China accused the U.S. of bullying and warned that it would hit back after the administration raised the stakes in their trade dispute, threatening 10 percent tariffs on $200 billion of Chinese goods.
Despite its rebuke, the House committee tried to bolster Mr. Trump’s border policy by approving a proposal to allow families to be held in detention facilities for longer periods.
“Clearly, this is a vexing problem that several administrations have wrestled with, and frankly none of them have been able to overcome, but we do want to make sure we try to keep families together during this process,” said Rep. Tom Cole, Oklahoma Republican and author of the proposal.
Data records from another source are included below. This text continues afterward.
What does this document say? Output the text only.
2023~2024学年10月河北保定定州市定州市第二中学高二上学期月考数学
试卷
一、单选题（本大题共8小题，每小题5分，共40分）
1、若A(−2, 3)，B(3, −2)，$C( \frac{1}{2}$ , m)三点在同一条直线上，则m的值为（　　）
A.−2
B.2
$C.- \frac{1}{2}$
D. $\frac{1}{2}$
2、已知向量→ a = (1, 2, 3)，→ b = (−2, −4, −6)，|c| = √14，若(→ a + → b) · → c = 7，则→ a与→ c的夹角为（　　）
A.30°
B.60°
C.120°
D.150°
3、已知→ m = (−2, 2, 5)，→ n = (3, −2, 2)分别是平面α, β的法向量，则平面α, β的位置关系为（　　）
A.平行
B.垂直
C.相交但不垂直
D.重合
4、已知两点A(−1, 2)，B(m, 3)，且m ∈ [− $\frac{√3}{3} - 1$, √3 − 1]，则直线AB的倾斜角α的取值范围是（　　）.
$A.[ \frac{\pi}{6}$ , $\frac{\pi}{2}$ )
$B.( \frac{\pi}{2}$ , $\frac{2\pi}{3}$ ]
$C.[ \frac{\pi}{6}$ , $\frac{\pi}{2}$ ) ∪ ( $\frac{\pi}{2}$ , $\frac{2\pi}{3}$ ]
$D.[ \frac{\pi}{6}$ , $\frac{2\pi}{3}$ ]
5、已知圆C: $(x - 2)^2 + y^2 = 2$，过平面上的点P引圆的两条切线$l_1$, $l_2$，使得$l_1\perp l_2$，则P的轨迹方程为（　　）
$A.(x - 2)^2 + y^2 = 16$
As many as 3,000 juveniles have been separated from parents for a number of reasons. Most were separated because their parents were prosecuted and jailed for illegally sneaking into the U.S., though in some cases the government spotted signs of more dangerous criminal behavior or abuse.
A judge has ordered reunification of all possible children, but the government has struggled to meet the court’s deadlines.
Dozens of children younger than 5 were reunited with parents this week — and then the families were released into the community, undercutting Mr. Trump’s demand to end “catch-and-release.”
The administration says it feels compelled to release them, thanks to a 2015 court order setting a time limit on how long children can be detained, even when with their parents.
The committee did adopt Democratic proposals to keep migrant siblings together in the event they are separated from their parents, to prevent detained children from being medicated until they have been examined by a medical professional, and to express the general sense of Congress that immigrant families should not be separated.
Lawmakers rejected others, including one that would block federal funds from being used to house children in “large scale” facilities except in special circumstances.
The proposals were offered as amendments to the 2019 spending bill that funds the Departments of Labor, Health and Human Services, and Education. The overall bill totals about $177 billion, making it the largest nondefense discretionary spending measure out of the 12 individual appropriations bills the House is considering.